Matt Fitzgerald provides answers to some of the most commonly asked questions he receives from beginners. Looking to compete in a beginner-friendly triathlon? Our partner, the TriRock Triathlon series, offers eight races across the country featuring a fun atmosphere for triathletes of all levels.
The sport of triathlon used to be considered a bizarre form of self-torture engaged in by endurance junkies who had gone over the bend. Today, triathlon is thoroughly mainstream. Each year, thousands of everyday men and women – and even boys and girls – participate in their first triathlon in search of fitness and a rewarding challenge.

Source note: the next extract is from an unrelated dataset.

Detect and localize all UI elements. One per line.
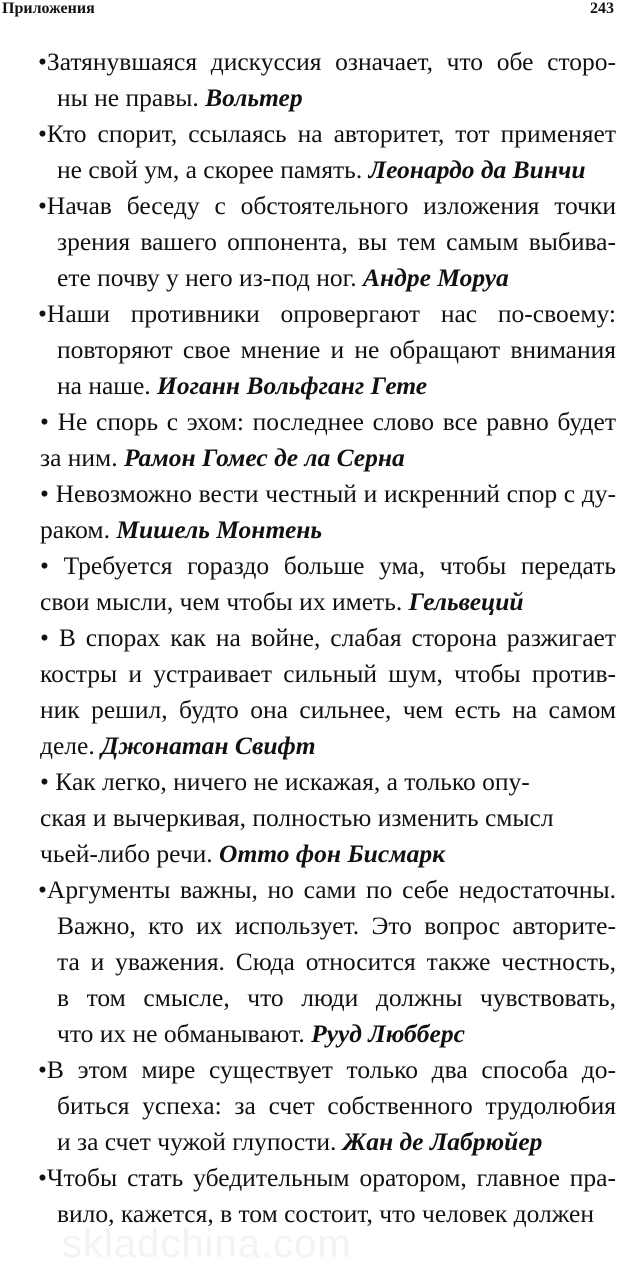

Nevertheless, the sport remains rather intimidating for beginners. It is complex, and the learning curve is steep for first-timers. In this article, we hope to provide a boost along this curve for those of you who are considering a first triathlon by answering some of the questions that beginners most frequently ask.
How do I train?
In a typical triathlon, the average participant spends about a fifth of the total race duration swimming, half of the total race duration cycling, and about 30 percent of the total race duration running. Your training should approximately match these distributions. Each week, you should do roughly equal numbers of swim, bike and run workouts, but your bike workouts should be longer and your swims shorter. For example, if you work out six times, you will swim twice, bike twice, and run twice, but your longest bike ride might be one hour, whereas your swims last 30 minutes each and your runs, 40 minutes.
Begin with an amount of training that is appropriate to your present level of fitness and increase the workload incrementally throughout the time you have available before your race, always allowing yourself enough time for recovery. If you’re a typical out-of-shape adult who’s neither overweight, elderly, nor suffering from any debilitating medical conditions, you’ll need about 12 weeks to prepare for a sprint triathlon (approximately a 0.25-mile swim, 15-mile bike, 3-mile run).
You may have heard triathletes or other endurance athletes talk about “intensity” and various workout types that target different intensity levels. Forget about this for now. While training for your first triathlon, keep the intensity level between four and six on a scale of one to 10 for all workouts.